Black graduates of Stuyvesant High School, disturbed by the paltry number of African American students admitted to the prestigious school and other specialized exam high schools, are offering a free cram course -- a "boot camp" -- beginning Sept. 17 to help prepare 8th-grade minority students for the Specialized High School Admissions Test. In 2011 only 12 black students received offers, up from seven the previous year. To help reverse this downward trend, four Stuyvesant alums and teachers will offer intensive tutoring on six Saturdays before the test on Oct. 29 and 30. There will also be a session on test-taking tips for the SHSAT on Sept. 27 (see article update below.)

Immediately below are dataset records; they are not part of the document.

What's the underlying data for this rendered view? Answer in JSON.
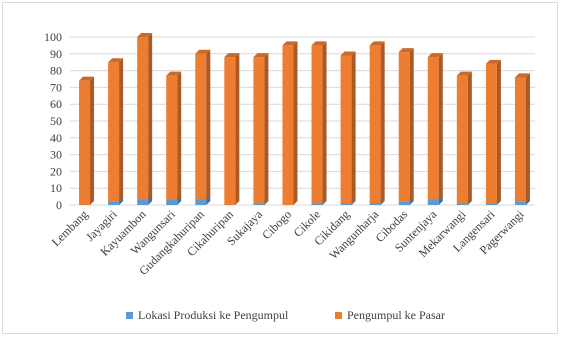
{
  "chart_data": {
    "type": "bar",
    "stacked": true,
    "categories": [
      "Lembang",
      "Jayagiri",
      "Kayuambon",
      "Wangunsari",
      "Gudangkahuripan",
      "Cikahuripan",
      "Sukajaya",
      "Cibogo",
      "Cikole",
      "Cikidang",
      "Wangunharja",
      "Cibodas",
      "Suntenjaya",
      "Mekarwangi",
      "Langensari",
      "Pagerwangi"
    ],
    "series": [
      {
        "name": "Lokasi Produksi ke Pengumpul",
        "color": "#5b9bd5",
        "values": [
          0,
          2,
          3,
          3,
          3,
          0,
          1,
          0,
          1,
          1,
          1,
          2,
          3,
          1,
          1,
          2
        ]
      },
      {
        "name": "Pengumpul ke Pasar",
        "color": "#ed7d31",
        "values": [
          74,
          83,
          97,
          74,
          87,
          88,
          87,
          95,
          94,
          88,
          94,
          89,
          85,
          76,
          83,
          74
        ]
      }
    ],
    "ylim": [
      0,
      100
    ],
    "yticks": [
      0,
      10,
      20,
      30,
      40,
      50,
      60,
      70,
      80,
      90,
      100
    ],
    "grid": true,
    "legend_position": "bottom",
    "title": "",
    "xlabel": "",
    "ylabel": ""
  }
}
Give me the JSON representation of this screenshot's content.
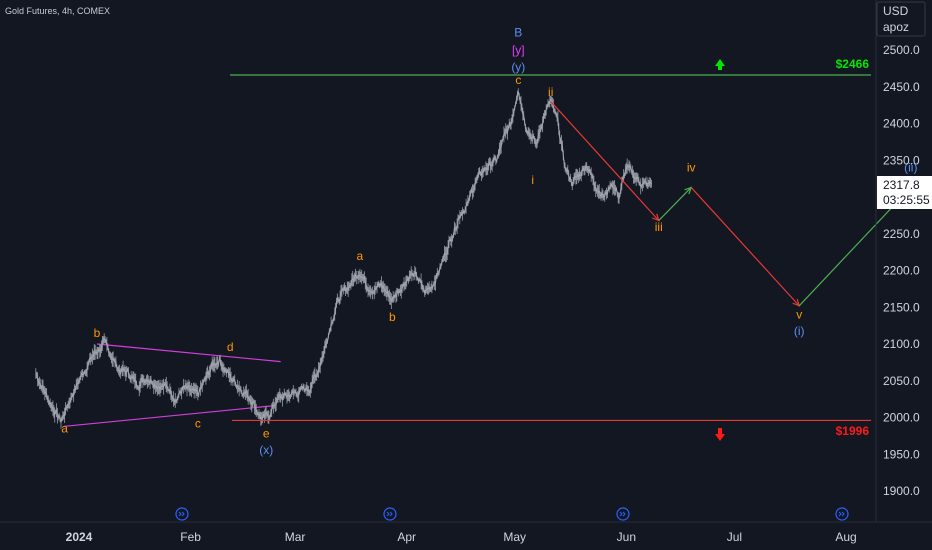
{
  "header": {
    "title": "Gold Futures, 4h, COMEX"
  },
  "price_scale": {
    "currency": "USD",
    "scale_mode": "apoz"
  },
  "current_price": {
    "value": "2317.8",
    "countdown": "03:25:55"
  },
  "colors": {
    "background": "#131722",
    "candles": "#8a8e98",
    "resistance": "#4caf50",
    "support": "#e53935",
    "triangle": "#d040d8",
    "orange": "#ff9800",
    "blue": "#5b8ff0",
    "magenta": "#e040fb",
    "up_arrow": "#00e600",
    "down_arrow": "#ff1a1a"
  },
  "chart_data": {
    "type": "line",
    "title": "Gold Futures, 4h, COMEX",
    "x_ticks": [
      "2024",
      "Feb",
      "Mar",
      "Apr",
      "May",
      "Jun",
      "Jul",
      "Aug"
    ],
    "y_ticks": [
      1900,
      1950,
      2000,
      2050,
      2100,
      2150,
      2200,
      2250,
      2300,
      2350,
      2400,
      2450,
      2500
    ],
    "ylim": [
      1865,
      2535
    ],
    "grid": false,
    "series": [
      {
        "values": [
          [
            "2023-12-20",
            2060
          ],
          [
            "2023-12-24",
            2020
          ],
          [
            "2023-12-27",
            1995
          ],
          [
            "2023-12-30",
            2030
          ],
          [
            "2024-01-02",
            2060
          ],
          [
            "2024-01-05",
            2085
          ],
          [
            "2024-01-08",
            2100
          ],
          [
            "2024-01-10",
            2085
          ],
          [
            "2024-01-12",
            2065
          ],
          [
            "2024-01-15",
            2060
          ],
          [
            "2024-01-17",
            2045
          ],
          [
            "2024-01-20",
            2055
          ],
          [
            "2024-01-23",
            2045
          ],
          [
            "2024-01-26",
            2040
          ],
          [
            "2024-01-28",
            2025
          ],
          [
            "2024-01-30",
            2040
          ],
          [
            "2024-02-01",
            2035
          ],
          [
            "2024-02-03",
            2030
          ],
          [
            "2024-02-05",
            2050
          ],
          [
            "2024-02-07",
            2070
          ],
          [
            "2024-02-09",
            2080
          ],
          [
            "2024-02-10",
            2070
          ],
          [
            "2024-02-12",
            2055
          ],
          [
            "2024-02-15",
            2040
          ],
          [
            "2024-02-18",
            2025
          ],
          [
            "2024-02-20",
            2005
          ],
          [
            "2024-02-21",
            1997
          ],
          [
            "2024-02-23",
            2005
          ],
          [
            "2024-02-25",
            2025
          ],
          [
            "2024-02-28",
            2030
          ],
          [
            "2024-03-02",
            2035
          ],
          [
            "2024-03-05",
            2040
          ],
          [
            "2024-03-07",
            2060
          ],
          [
            "2024-03-09",
            2090
          ],
          [
            "2024-03-11",
            2130
          ],
          [
            "2024-03-13",
            2160
          ],
          [
            "2024-03-16",
            2180
          ],
          [
            "2024-03-19",
            2200
          ],
          [
            "2024-03-21",
            2180
          ],
          [
            "2024-03-23",
            2175
          ],
          [
            "2024-03-25",
            2180
          ],
          [
            "2024-03-28",
            2160
          ],
          [
            "2024-03-30",
            2175
          ],
          [
            "2024-04-02",
            2195
          ],
          [
            "2024-04-04",
            2190
          ],
          [
            "2024-04-06",
            2170
          ],
          [
            "2024-04-08",
            2180
          ],
          [
            "2024-04-10",
            2200
          ],
          [
            "2024-04-13",
            2240
          ],
          [
            "2024-04-16",
            2280
          ],
          [
            "2024-04-18",
            2290
          ],
          [
            "2024-04-20",
            2320
          ],
          [
            "2024-04-23",
            2340
          ],
          [
            "2024-04-26",
            2350
          ],
          [
            "2024-04-28",
            2380
          ],
          [
            "2024-04-30",
            2400
          ],
          [
            "2024-05-02",
            2450
          ],
          [
            "2024-05-04",
            2400
          ],
          [
            "2024-05-07",
            2370
          ],
          [
            "2024-05-09",
            2410
          ],
          [
            "2024-05-11",
            2430
          ],
          [
            "2024-05-13",
            2400
          ],
          [
            "2024-05-15",
            2340
          ],
          [
            "2024-05-17",
            2320
          ],
          [
            "2024-05-19",
            2330
          ],
          [
            "2024-05-21",
            2345
          ],
          [
            "2024-05-23",
            2320
          ],
          [
            "2024-05-26",
            2300
          ],
          [
            "2024-05-28",
            2320
          ],
          [
            "2024-05-30",
            2300
          ],
          [
            "2024-06-01",
            2340
          ],
          [
            "2024-06-03",
            2330
          ],
          [
            "2024-06-05",
            2320
          ],
          [
            "2024-06-07",
            2316
          ],
          [
            "2024-06-08",
            2318
          ]
        ]
      }
    ],
    "levels": [
      {
        "label": "$2466",
        "price": 2466
      },
      {
        "label": "$1996",
        "price": 1996
      }
    ],
    "wave_labels": [
      {
        "text": "B",
        "date": "2024-05-02",
        "price": 2524,
        "color": "blue"
      },
      {
        "text": "[y]",
        "date": "2024-05-02",
        "price": 2500,
        "color": "magenta"
      },
      {
        "text": "(y)",
        "date": "2024-05-02",
        "price": 2477,
        "color": "blue"
      },
      {
        "text": "c",
        "date": "2024-05-02",
        "price": 2459,
        "color": "orange"
      },
      {
        "text": "ii",
        "date": "2024-05-11",
        "price": 2443,
        "color": "orange"
      },
      {
        "text": "i",
        "date": "2024-05-06",
        "price": 2323,
        "color": "orange"
      },
      {
        "text": "iii",
        "date": "2024-06-10",
        "price": 2259,
        "color": "orange"
      },
      {
        "text": "iv",
        "date": "2024-06-19",
        "price": 2340,
        "color": "orange"
      },
      {
        "text": "v",
        "date": "2024-07-19",
        "price": 2140,
        "color": "orange"
      },
      {
        "text": "(i)",
        "date": "2024-07-19",
        "price": 2118,
        "color": "blue"
      },
      {
        "text": "(ii)",
        "date": "2024-08-19",
        "price": 2340,
        "color": "blue"
      },
      {
        "text": "a",
        "date": "2023-12-28",
        "price": 1985,
        "color": "orange"
      },
      {
        "text": "b",
        "date": "2024-01-06",
        "price": 2115,
        "color": "orange"
      },
      {
        "text": "c",
        "date": "2024-02-03",
        "price": 1992,
        "color": "orange"
      },
      {
        "text": "d",
        "date": "2024-02-12",
        "price": 2096,
        "color": "orange"
      },
      {
        "text": "e",
        "date": "2024-02-22",
        "price": 1978,
        "color": "orange"
      },
      {
        "text": "(x)",
        "date": "2024-02-22",
        "price": 1956,
        "color": "blue"
      },
      {
        "text": "a",
        "date": "2024-03-19",
        "price": 2220,
        "color": "orange"
      },
      {
        "text": "b",
        "date": "2024-03-28",
        "price": 2137,
        "color": "orange"
      }
    ],
    "projection": [
      {
        "from": [
          "2024-05-11",
          2430
        ],
        "to": [
          "2024-06-10",
          2268
        ],
        "direction": "down"
      },
      {
        "from": [
          "2024-06-10",
          2268
        ],
        "to": [
          "2024-06-19",
          2313
        ],
        "direction": "up"
      },
      {
        "from": [
          "2024-06-19",
          2313
        ],
        "to": [
          "2024-07-19",
          2152
        ],
        "direction": "down"
      },
      {
        "from": [
          "2024-07-19",
          2152
        ],
        "to": [
          "2024-08-19",
          2313
        ],
        "direction": "up"
      }
    ],
    "triangle": [
      {
        "from": [
          "2023-12-28",
          1988
        ],
        "to": [
          "2024-02-24",
          2016
        ]
      },
      {
        "from": [
          "2024-01-06",
          2100
        ],
        "to": [
          "2024-02-26",
          2076
        ]
      }
    ]
  }
}
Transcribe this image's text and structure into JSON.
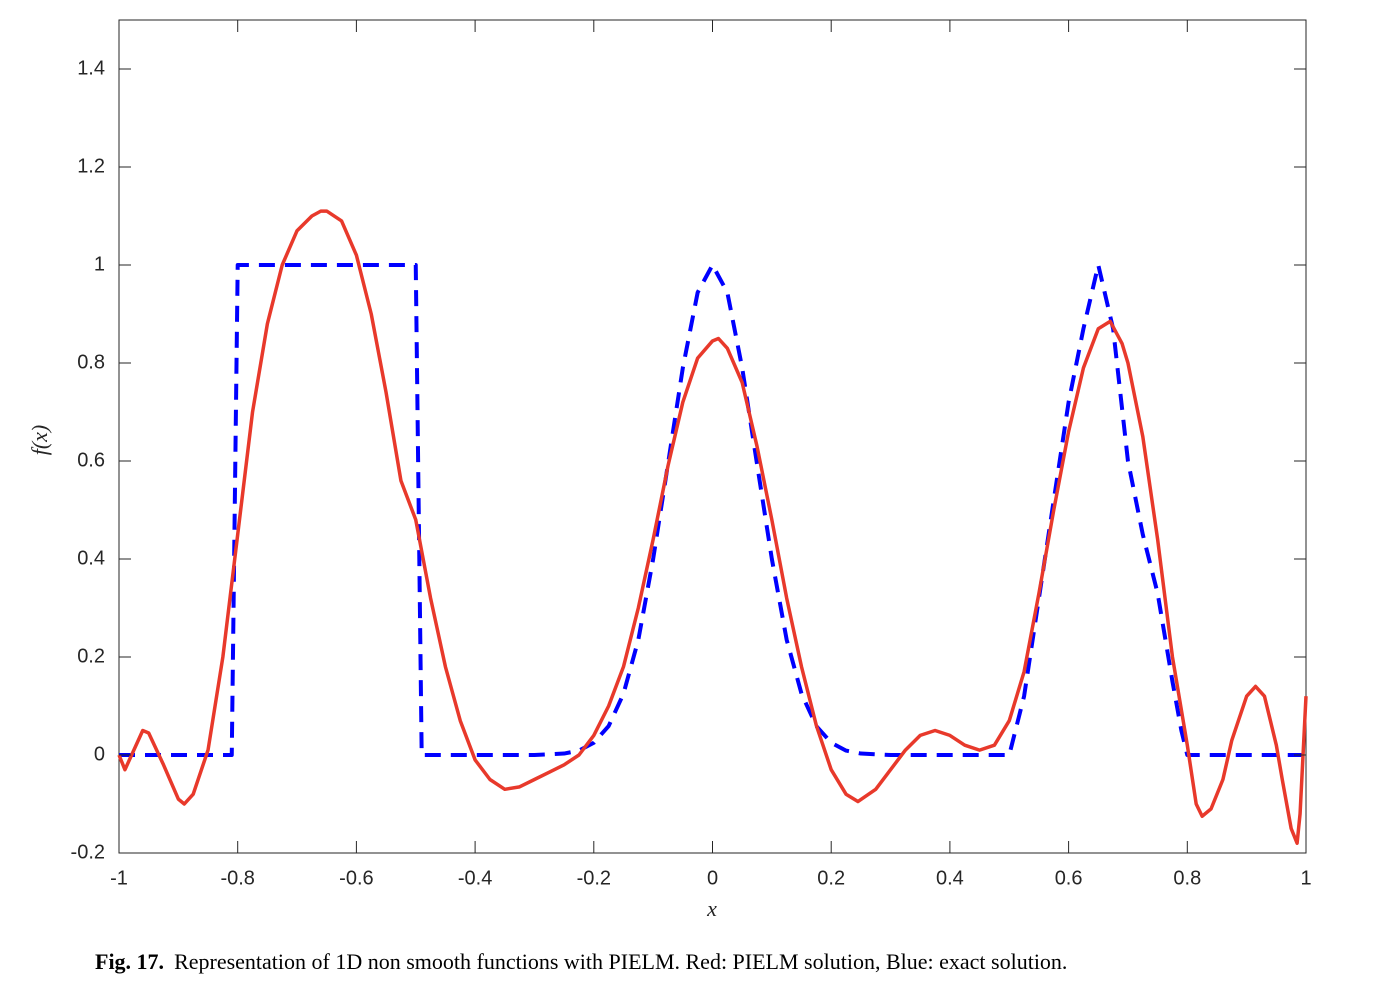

"We want to increase the number of kids who are taking the test and help them pass," said Renee Eubanks, a 1981 Stuyvesant graduate, now a corporate lawyer. "My Stuyvesant education was a great opportunity -- it really does open doors. A lot of young folks and some parents don't understand what a great opportunity it is."
In May, members of the Stuyvesant Alumni Diversity Initiative held an open house at Stuvyesant for black and Latino students from high-performing middle schools. Current black Stuvesant students and alumni talked to them about the admissions test and process. Some middle school students said they didn't know about the test or that they didn't want to take it. Others said they wouldn't choose to attend Stuyvesant even if they qualified. More than a few said they didn't want to leave their neighborhoods for high school.
The black alumni are targeting more than a dozen middle schools that have high numbers of high-achieving African-American and Latino students, including Philippa Schuyler Middle School in Bushwick, the Talented and Gifted School for Young Scholars in East Harlem, and a number of charter schools. Unlike the DOE's Specialized High School Institute, this program is not limited to low income students.